When I first started coaching I wanted to work on everything with players. There were so many ways to not only improve current skills but to teach new ones and I wanted to do it all at once. Little surprise, that this wasn’t the most effective way to coach and get the most out of your players. Just like learning in every other aspect, you need to build upon improvements and focus on process more so than the results.
4 wins in our first 2 years definitely led to a steep learning curve for us to evaluate how we were teaching skills, soliciting buy-in from the team and overall setting the right expectations with our team and individual players.
What we realized is that our day to day was fine in most respects, we were positive, we worked on the right things and ultimately helped our players get better. What we were missing is a focus to what that day to day leads to. What are the simple rules that every player knows is important to the team that can help them determine how they should respond on the court?
We needed an identity but not only an identity but one that was easily memorable and repeatable.
Forming an Identity: What You Can Live With and What Can You Live Without
And it really clicked when I was reading the Mike Neighbors newsletter (which I highly recommend) and came across thoughts from former NBA coach Jeff Van Gundy. The axiom that got me was his thoughts on communicating with his team two things:
- 2-3 things that he could live with (basically, any area of the game that was acceptable in the team identity)
- 2-3 things that he can’t live without (basically, areas of the game that were atrocities against the team)
For me, this simplifies communication in a terrific way and ties into other philosophies I’ve read in business and elsewhere. Much like the Hedgehog concept from Good to Great, that focuses on simple statements that help employees to make better decisions by understanding the core goals of the business, the two determinations above can help to direct the team in how they play and compete.
Our Identity at Saugus
I’d like to preface and say that your identity definitely will adjust and grow with your personnel and what you learn over the season but there has to be consistency to what you preach and expect.
What We Can’t Live Without
- Defensive Aggressiveness and Effort: We press, play zone, man up and want to keep the team on their toes and we expect players to know their spots and give full effort. While this may seem simple we also focus on playing multiple defenses which requires players to be in tune with the game and teammates to be in the right position.
- Own Transition on both sides: We want to run whenever we get the chance. On steals, misses, makes, doesn’t matter. Push it up and see what we have. We also don’t want to give up transition buckets, so we stress 2-back each and every time with our guards.

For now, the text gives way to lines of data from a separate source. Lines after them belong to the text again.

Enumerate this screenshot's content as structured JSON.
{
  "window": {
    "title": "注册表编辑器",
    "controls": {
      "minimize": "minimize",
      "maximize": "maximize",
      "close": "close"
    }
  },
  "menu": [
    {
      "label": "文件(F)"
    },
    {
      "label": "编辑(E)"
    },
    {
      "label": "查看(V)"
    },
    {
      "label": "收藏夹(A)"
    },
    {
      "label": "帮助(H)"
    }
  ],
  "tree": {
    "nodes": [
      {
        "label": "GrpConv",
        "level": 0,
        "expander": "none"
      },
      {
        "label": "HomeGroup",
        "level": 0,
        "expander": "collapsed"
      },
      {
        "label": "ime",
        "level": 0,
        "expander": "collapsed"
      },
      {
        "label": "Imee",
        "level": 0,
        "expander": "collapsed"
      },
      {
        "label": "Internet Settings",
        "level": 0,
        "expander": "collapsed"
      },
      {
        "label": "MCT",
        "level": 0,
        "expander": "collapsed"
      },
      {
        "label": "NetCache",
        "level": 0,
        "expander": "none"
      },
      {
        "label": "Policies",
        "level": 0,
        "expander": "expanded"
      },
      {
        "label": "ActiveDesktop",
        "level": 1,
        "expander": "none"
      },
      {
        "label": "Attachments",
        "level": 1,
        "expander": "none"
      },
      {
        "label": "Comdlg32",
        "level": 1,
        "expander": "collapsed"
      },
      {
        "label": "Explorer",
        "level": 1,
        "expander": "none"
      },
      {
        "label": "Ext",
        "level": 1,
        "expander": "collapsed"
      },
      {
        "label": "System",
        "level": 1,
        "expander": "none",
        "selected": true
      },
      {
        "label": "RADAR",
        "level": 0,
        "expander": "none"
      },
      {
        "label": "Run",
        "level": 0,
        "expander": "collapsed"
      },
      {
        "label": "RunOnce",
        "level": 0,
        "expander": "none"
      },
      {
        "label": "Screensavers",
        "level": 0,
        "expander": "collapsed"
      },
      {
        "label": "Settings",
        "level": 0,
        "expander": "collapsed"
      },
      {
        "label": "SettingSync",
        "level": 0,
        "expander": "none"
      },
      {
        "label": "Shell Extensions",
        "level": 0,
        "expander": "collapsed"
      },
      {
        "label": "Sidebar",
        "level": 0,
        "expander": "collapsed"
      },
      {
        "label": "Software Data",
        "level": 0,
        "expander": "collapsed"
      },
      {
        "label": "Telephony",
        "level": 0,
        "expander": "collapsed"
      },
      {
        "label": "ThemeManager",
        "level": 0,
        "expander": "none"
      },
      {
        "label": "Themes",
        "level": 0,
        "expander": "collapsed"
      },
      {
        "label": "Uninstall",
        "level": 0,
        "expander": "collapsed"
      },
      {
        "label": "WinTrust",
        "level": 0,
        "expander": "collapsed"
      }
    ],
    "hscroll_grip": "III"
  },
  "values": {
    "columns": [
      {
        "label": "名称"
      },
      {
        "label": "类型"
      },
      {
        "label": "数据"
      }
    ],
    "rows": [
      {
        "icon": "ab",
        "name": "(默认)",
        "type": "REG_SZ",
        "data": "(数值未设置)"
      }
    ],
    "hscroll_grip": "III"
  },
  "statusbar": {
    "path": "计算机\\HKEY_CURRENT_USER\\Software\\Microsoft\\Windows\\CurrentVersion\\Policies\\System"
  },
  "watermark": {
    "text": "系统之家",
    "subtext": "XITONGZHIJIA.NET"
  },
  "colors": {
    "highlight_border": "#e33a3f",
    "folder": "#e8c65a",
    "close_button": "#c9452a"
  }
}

- Team Positive Energy: Everyone on the team whether on the court or the bench needs to be positive and is important. Two of our seniors this past year were two of the most important players on our team without stepping on the court very much due to their energy and positivity in cheering on their teammates. It’s a big deal and we preach it every day with the team and individually.
What We Can Live With
- Turnovers in Transition: While we want to improve here obviously, we’re fine with a turnover trying to make a play in transition. It’s the cost of doing business and the way we see it those turnovers typically are out of bounds and let us get set up on defense.
- “Keep Shooting”: We never harp about missed shots especially in game. For our level, getting up more shots usually is a good sign for winning a game and we want players to remain aggressive. Watching tape is to show potential extra passes that were available.
All of this leads to two main things. We want to play fast and we want to play aggressive. If we can do that while being overwhelmingly positive across the team, that’s the ingredients for success.
What can you live with and can’t live without for your team?